ECS reporter throttled by AWS API

2opremio commented 7 years ago

This is the Sock Shop, run with the CloudFormation template (3x m4.xlarge instances) in Weave Cloud

2opremio commented 7 years ago

It seems AWS is throttling us:

<probe> WARN: 2016/11/30 19:23:17.144169 Error listing ECS services, ECS service report may b
e incomplete: ThrottlingException: Rate exceeded
        status code: 400, request id: 7210cbfd-b732-11e6-a879-0b8af0abb45a
<probe> ERRO: 2016/11/30 19:23:17.154211 error applying tagger: ThrottlingException: Rate exc
eeded
        status code: 400, request id: 721252a0-b732-11e6-a879-0b8af0abb45a
<probe> WARN: 2016/11/30 19:23:18.549526 Error describing some ECS services, ECS service repo
rt may be incomplete: ThrottlingException: Rate exceeded

2opremio commented 7 years ago

Also we should correct the printf string format of some warnings:

<probe> WARN: 2016/11/30 20:54:25.202746 Failed to describe ECS task %!s(*string=0xc42121bf10
), ECS service report may be incomplete: %!s(*string=0xc42121bf30)

2opremio commented 7 years ago

First 1000 lines of the logs: http://sprunge.us/SNIb

ekimekim commented 7 years ago

my short-term thoughts on a long-term solution: we may need to get clever here with caching and careful use of immutable fields. For example, StartedBy for a task isn't going to change, which means we don't need to DescribeTasks every time - except this means any other metadata we may want to collect will also get stale. :S

2opremio commented 7 years ago

I've worked around it for now by creating the cluster in a separate region (AWS rate limits per region)

2opremio commented 7 years ago

A robust way to fix this should be using the ECS event stream https://aws.amazon.com/blogs/compute/monitor-cluster-state-with-amazon-ecs-event-stream/

However, I am not sure whether or how easily we can plug Scope in.

ekimekim commented 7 years ago

I think it's too much to ask to need the user to create CloudWatch rules and an SQS topic as part of setup - or even if we go that route later, it'd be nice if it was optional.
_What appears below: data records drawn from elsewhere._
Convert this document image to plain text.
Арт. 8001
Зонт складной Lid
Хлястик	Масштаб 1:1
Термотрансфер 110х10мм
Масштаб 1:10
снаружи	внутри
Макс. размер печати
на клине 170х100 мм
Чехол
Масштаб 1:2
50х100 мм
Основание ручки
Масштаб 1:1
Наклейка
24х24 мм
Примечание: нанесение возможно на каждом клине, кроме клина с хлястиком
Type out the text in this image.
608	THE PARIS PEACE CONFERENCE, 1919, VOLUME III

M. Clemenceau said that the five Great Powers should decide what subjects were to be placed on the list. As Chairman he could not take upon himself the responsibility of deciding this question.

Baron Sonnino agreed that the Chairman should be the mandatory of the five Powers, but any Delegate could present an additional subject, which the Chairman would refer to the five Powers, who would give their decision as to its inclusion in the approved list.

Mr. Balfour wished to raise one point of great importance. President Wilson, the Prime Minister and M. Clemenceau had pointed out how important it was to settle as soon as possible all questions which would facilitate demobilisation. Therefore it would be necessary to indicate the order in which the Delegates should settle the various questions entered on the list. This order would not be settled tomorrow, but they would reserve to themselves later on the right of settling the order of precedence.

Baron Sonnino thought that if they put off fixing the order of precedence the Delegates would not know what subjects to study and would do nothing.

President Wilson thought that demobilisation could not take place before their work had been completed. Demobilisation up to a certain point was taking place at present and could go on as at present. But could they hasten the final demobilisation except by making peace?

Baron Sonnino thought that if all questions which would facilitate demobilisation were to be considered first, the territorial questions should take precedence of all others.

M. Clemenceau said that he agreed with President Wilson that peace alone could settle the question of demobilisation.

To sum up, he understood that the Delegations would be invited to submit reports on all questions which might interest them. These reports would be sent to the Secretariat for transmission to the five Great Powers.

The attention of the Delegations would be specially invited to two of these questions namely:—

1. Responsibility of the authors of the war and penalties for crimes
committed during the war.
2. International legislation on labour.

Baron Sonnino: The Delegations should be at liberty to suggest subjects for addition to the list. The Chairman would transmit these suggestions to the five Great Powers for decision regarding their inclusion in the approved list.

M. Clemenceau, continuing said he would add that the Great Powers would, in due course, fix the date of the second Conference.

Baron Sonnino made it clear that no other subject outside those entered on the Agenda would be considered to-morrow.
So for now I'm moving forward with caching. My thoughts so far:

We can largely treat Tasks as immutable. Tasks always progress in state PENDING -> RUNNING -> STOPPED (there's a few error-handling paths in there too), never backwards - ie. you can't start a stopped task, only a pending one - so fields like StartedBy and StartedAt can be considered immutable by the time we see them (when state = RUNNING).
Services are harder. They have many mutable fields, both ones that are important for maintaining the tasks->services map (deployment list) and ones that we just don't want to be stale for display (eg. running count). I've mapped out a solution where we still re-fetch all services that we report on (with at least one task of that service running on the local machine) each report, but we only need to re-scan other services when a new task appears that doesn't map to any known services.

Taken together, these improvements will cut down at least 50% of all queries, and likely more in most situations (since there's more tasks than services, and we won't be fetching services that aren't present on the machine).

ekimekim commented 7 years ago

We could cut down on requests further by allowing our data to be stale out to some refresh rate (say, 1 minute), but still doing a shortcut refresh if needed to find the correct task for a service. But I'd like to avoid stale data in the details panel if at all possible - even a single instance of that can undermine user confidence in its accuracy in all cases.

pidster commented 7 years ago

I think it's too much to ask to need the user to create CloudWatch rules and an SQS topic as part of setup - or even if we go that route later, it'd be nice if it was optional.

Would this be something the launch-generator to take care of? cc @lukemarsden @errordeveloper

2opremio commented 7 years ago

Would this be something the launch-generator to take care of?

I don't see how, at least not in the way we are currently using the launch-generator. You cannot create CloudWatch rules from cluster resources (be it Kubernetes, ECS or whathaveyou)

pidster commented 7 years ago

The AWS Blox project purportedly provides a CFN template for doing this. The launch-generator could do the same, no? Or at least provide a fragment.

2opremio commented 7 years ago

Sure, we could create the AWS resources through a CFN template but I don't think the launch-generator would be involved.

Scope could detect whether the ECS SQS queue is available at start through the presence of a parameter in /etc/weave.scope.config (e.g. the SQS credentials) and otherwise fallback to using the AWS API directly.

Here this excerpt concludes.